3. **Python Packages**
- `confluent-kafka`
- `json`
- `datetime`
4. **Kafka Connect**
- Azure Blob Storage Sink Connector.

### **Environment Setup**
#### **Install Python Dependencies**
```bash
pip install confluent-kafka
```

#### **Kafka Topics**
Create the following Kafka topics:
- `clickstream`
- `orders`
- `user-profiles`
- `delivery-status`

![Kafka Topics](https://github.com/tahir007malik/ecommerceDataStreamingAnalytics/blob/main/Docs/ecommerceDataStreamingAnalytics-topic.png)
---

## **Step 1: Producing Data to Kafka Topics**

![Kafka Producer Code](https://github.com/tahir007malik/ecommerceDataStreamingAnalytics/blob/main/Docs/ecommerceDataStreamingAnalytics-producer.png)

### **Clickstream Data Producer**
Python script to generate synthetic clickstream data: /Producer/clickstream.py

Repeat similar producer scripts for `orders`, `user-profiles`, and `delivery-status`.

---

## **Step 2: Using Kafka Connect to Load Data into ADLS Gen2**

### **Azure Blob Storage Sink Connector Configuration**
- Configure the sink connector to move data from Kafka to ADLS Gen2:

![Kafka Connector](https://github.com/tahir007malik/ecommerceDataStreamingAnalytics/blob/main/Docs/ecommerceDataStreamingAnalytics-connector.png)

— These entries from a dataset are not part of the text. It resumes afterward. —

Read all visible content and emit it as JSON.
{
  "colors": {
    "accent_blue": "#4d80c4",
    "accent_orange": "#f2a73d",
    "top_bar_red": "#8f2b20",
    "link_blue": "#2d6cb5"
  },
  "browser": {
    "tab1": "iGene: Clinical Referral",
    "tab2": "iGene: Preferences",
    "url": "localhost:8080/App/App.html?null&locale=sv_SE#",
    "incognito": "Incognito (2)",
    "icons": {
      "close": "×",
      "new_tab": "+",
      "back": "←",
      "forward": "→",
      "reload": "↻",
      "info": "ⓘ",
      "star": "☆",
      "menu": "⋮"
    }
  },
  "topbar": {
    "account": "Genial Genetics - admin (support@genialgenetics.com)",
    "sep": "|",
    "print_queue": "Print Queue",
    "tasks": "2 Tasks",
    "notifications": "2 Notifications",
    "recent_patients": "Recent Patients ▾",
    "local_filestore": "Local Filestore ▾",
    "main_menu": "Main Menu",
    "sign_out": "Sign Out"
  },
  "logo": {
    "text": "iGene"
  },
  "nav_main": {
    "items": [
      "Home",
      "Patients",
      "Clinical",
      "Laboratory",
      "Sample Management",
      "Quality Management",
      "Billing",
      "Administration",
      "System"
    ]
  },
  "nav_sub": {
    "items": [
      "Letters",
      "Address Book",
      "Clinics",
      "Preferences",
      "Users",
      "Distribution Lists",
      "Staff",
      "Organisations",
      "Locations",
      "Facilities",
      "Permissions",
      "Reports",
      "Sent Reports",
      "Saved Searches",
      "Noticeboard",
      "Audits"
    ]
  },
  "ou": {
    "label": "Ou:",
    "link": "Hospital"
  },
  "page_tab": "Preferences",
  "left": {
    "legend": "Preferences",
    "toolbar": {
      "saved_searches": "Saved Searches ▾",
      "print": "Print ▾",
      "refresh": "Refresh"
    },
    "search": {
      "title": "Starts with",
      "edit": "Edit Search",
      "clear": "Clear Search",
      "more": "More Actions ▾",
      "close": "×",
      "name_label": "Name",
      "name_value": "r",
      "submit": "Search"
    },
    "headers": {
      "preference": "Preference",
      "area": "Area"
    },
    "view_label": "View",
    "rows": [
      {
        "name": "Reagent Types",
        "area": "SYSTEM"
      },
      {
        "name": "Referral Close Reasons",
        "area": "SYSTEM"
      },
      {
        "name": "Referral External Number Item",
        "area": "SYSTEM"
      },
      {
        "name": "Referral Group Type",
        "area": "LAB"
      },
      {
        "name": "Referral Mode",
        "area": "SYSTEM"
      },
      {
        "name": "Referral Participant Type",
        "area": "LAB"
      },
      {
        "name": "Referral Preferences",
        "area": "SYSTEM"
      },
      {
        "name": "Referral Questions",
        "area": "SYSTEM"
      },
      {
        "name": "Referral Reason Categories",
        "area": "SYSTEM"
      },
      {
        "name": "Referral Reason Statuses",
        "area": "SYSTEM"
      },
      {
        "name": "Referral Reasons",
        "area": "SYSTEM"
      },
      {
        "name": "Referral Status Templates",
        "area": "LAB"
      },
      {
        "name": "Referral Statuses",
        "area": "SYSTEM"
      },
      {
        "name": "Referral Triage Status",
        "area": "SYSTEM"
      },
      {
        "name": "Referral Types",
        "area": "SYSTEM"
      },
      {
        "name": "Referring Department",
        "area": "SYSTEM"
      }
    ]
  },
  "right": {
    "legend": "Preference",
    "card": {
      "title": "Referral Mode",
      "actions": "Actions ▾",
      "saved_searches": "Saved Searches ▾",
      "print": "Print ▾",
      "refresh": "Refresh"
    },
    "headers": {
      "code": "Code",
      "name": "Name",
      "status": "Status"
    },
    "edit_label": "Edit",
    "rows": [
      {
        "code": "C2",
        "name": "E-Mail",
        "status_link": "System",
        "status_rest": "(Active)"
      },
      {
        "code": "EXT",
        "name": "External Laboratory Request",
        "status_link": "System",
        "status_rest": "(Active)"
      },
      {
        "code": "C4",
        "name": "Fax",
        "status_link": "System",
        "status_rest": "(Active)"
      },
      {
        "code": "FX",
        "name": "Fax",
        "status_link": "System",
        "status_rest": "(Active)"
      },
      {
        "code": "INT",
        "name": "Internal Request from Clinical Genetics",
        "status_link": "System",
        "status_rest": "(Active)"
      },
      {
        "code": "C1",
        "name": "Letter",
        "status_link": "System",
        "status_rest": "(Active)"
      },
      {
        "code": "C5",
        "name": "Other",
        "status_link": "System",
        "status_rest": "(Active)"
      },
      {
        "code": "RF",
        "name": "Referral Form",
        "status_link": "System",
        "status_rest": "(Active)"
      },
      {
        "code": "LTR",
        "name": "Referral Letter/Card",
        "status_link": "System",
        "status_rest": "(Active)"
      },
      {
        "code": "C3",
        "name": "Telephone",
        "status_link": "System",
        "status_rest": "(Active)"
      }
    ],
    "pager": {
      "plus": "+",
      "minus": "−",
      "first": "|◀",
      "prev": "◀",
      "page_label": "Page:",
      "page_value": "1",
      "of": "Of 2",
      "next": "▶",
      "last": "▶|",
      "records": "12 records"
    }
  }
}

Deploy this configuration for each topic (`orders`, `user-profiles`, and `delivery-status`).

---

## **Step 3: Real-Time vs Near Real-Time Analytics**

### **Scenario 1: Real-Time Analytics from Kafka**
1. Consume data directly from Kafka topics using a Databricks data streaming functionality.
2. Process and analyze the data in real-time.

### **Scenario 2: Near Real-Time Analytics with Databricks**
1. Fetch raw data from ADLS Gen2 into Databricks.
2. Apply transformations, filtering, and sorting.
3. Store the processed data back in ADLS Gen2 for downstream analytics.

#### Databricks Notebook Example: /Notebook/clickstream-notebook.ipynb, etc.

## **Conclusion**
This project showcases:
- **Real-Time Streaming**: Processing data directly from Kafka topics.
- **Near Real-Time Analytics**: Processing stored data from ADLS Gen2 via Databricks.
- **Scalable Architecture**: Leveraging Kafka, Azure, and Databricks for large-scale data streaming and analytics.

Feel free to expand this pipeline further by adding machine learning models, dashboards, or other analytics layers!